Он вошёл в сортир, в кабинку. Туалет психбольницы всегда можно было отличить от обычного: на дверях кабин никогда не было замков, а граффити принимало разнообразные обороты. «Уберите хлорпромазин», — написал кто-то. «Бог украл мой мозг, но Он не может его использовать», и в том же духе.

Эрик сел и стал ждать. Он пытался сконцентрироваться на своём плане, на подрядчиках по газону, на начальнике, но идеи продолжали ускользать. Иногда он не мог правильно думать.

Но он всегда мог помнить.

Их.

Их гладкие тела, грудь и ноги — всё безупречно. То, что они сделали с ним, и то, что они заставили его сделать.

«Кровь. Плоть. Ты плоть нашего духа, Эрик. Покорми нас».

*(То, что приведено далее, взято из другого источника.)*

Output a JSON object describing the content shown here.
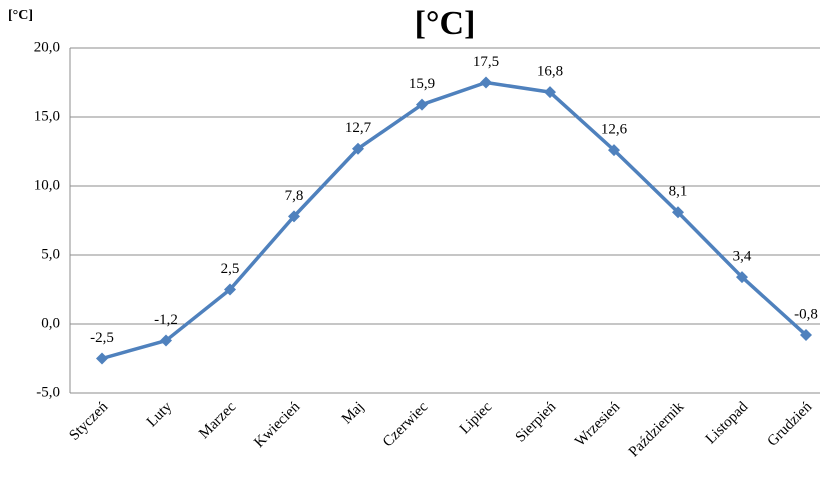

Они поглотили его, не так ли? С их поцелуями и их чревами?

— Они, — прошептал он.

Он всё ещё мог ясно видеть их, как будто они стояли перед ним.

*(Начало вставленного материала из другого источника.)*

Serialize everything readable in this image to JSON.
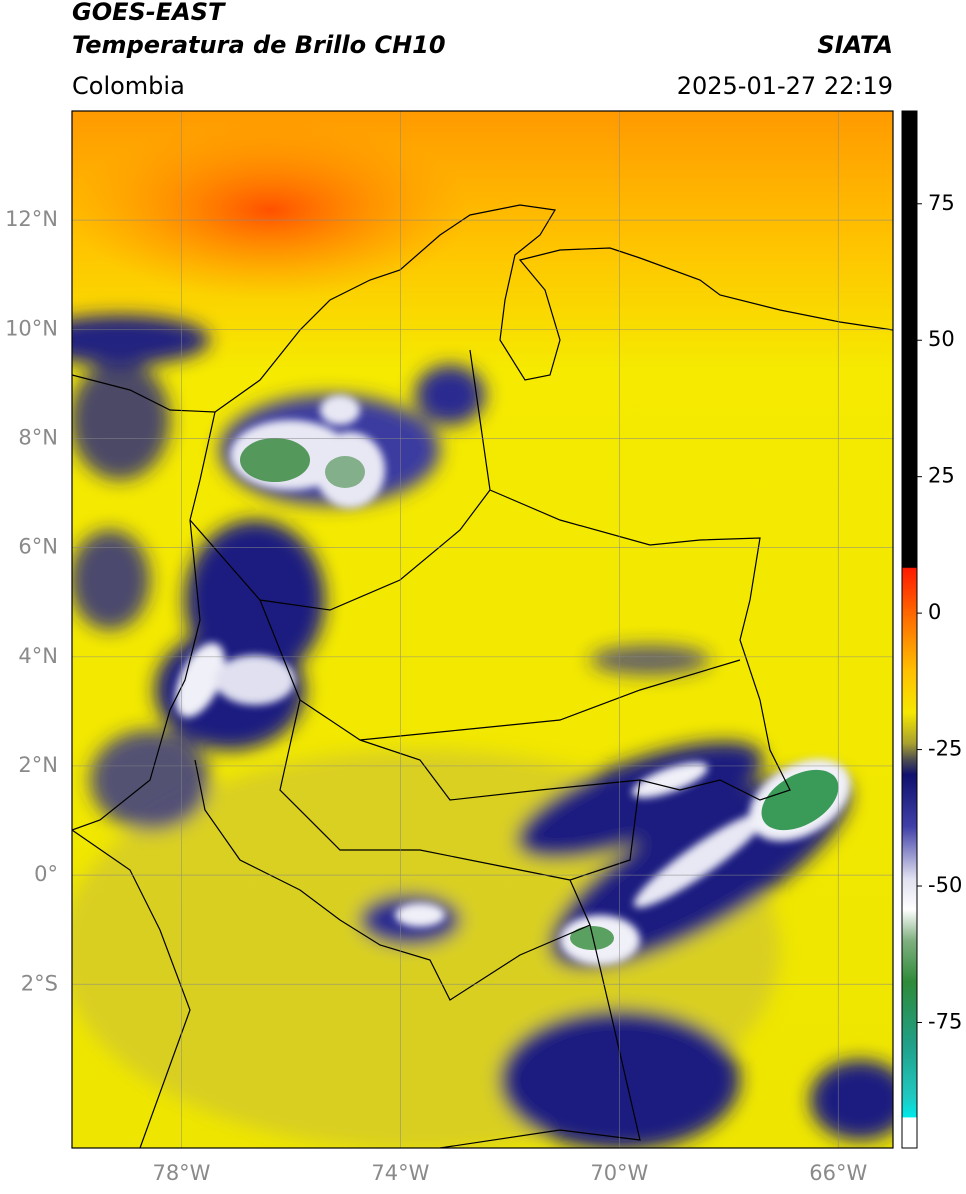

Но никто из них не стоял перед ним сейчас. Это была не полуночная роща в день святого солнцестояния — это была туалетная кабинка психиатрической больницы. Ничего этого не было; предвестники исчезли.

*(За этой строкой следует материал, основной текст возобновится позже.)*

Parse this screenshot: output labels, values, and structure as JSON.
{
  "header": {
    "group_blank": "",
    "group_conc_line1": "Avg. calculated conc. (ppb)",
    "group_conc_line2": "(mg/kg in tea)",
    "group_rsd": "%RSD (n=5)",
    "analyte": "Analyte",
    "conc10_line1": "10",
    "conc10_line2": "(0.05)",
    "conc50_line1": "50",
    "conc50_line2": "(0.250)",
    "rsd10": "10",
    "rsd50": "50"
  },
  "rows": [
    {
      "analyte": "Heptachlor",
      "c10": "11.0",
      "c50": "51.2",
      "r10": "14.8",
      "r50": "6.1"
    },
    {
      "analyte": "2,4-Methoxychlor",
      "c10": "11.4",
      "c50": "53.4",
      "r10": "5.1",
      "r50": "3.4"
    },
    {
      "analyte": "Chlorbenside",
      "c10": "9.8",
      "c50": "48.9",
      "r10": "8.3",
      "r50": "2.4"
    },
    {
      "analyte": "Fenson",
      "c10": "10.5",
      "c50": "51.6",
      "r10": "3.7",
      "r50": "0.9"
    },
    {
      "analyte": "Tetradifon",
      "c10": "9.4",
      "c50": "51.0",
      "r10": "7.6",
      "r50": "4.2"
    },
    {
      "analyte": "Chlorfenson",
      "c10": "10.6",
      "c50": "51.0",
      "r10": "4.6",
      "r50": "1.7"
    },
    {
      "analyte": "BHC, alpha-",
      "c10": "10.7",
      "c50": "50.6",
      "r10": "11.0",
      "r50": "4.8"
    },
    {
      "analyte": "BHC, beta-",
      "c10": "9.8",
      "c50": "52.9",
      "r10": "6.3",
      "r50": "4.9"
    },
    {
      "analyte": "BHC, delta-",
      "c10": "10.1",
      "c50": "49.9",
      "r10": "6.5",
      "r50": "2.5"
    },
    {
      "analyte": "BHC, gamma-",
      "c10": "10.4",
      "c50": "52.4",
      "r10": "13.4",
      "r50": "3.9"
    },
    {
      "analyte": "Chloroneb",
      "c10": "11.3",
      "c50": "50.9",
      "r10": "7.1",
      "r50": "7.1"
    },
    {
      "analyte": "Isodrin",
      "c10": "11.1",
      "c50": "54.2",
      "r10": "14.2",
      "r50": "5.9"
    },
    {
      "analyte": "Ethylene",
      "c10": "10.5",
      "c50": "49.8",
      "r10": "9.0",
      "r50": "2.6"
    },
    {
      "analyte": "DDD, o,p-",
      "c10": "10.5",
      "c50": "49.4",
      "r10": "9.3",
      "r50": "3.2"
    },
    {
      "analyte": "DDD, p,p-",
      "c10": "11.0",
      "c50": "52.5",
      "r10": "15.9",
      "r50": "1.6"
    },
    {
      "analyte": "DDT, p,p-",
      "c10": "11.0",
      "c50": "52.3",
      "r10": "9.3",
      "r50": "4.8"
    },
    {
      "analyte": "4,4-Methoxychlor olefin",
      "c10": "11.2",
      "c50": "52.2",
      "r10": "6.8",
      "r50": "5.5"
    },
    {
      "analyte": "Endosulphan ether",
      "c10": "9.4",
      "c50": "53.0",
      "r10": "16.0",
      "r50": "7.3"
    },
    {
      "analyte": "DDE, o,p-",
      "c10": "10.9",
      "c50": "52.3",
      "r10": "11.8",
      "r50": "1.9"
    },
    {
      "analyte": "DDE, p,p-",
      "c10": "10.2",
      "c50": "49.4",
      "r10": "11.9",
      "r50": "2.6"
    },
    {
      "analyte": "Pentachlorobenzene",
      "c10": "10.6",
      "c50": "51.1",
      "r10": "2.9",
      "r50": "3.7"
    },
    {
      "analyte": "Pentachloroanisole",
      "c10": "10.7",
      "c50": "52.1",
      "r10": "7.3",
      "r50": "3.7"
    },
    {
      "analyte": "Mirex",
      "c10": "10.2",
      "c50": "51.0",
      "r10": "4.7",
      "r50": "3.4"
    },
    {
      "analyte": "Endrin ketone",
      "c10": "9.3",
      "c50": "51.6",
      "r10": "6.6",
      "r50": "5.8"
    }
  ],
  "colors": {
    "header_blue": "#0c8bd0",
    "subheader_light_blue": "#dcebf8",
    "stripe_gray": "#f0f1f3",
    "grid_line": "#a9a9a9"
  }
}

Теперь перед ним стоял Дюк. Ухмыляющийся. Толстый. Звук расстёгивающейся молнии, хотя и знакомый, заставил Эрика вздрогнуть.

— Сделай это хорошо, фея, иначе больше не будет телефонных звонков…

* * *

Позже Эрик сидел в своей комнате. На самом деле это были камеры, но они называли их комнатами. Они называли палату «отделением», а наркотики — «лекарствами». Они называли спасение «побегом». У них были названия для всего. Наручники были «ограничителями». Дрочить считалось «аутоэротической манипуляцией», а драть глотку — «вокализацией».

Стальная сетка над его окном была «барьером безопасности». В окно он мог видеть луну, и луна была розовой.

Из гостиной доносился шум пинг-понга. Кто-то играл на пианино. Телевидение ревело всякую чушь.

Эрик что-то чертил в своём блокноте. Они, конечно, не называли это рисованием. Они называли это «эрготерапией». Он неплохо рисовал, был левшой. Он читал, что левши в три раза более склонны к творчеству. Они также были в три раза более склонны к психическим заболеваниям. Что-то про перевёрнутые полушария мозга и увеличенное мозолистое тело, что бы это ни было. Он нарисовал луну и фигуры, смотрящие на неё. Он прорисовал их тела до мельчайших деталей. Но что он никогда не мог заставить себя нарисовать, так это их лица.

Не то чтобы он не помнил их лиц, он помнил.

Вокруг наброска он нарисовал глиф.

«Ночное зеркало», — подумал он. Сколько раз он заглядывал туда и видел самые невыразимые вещи?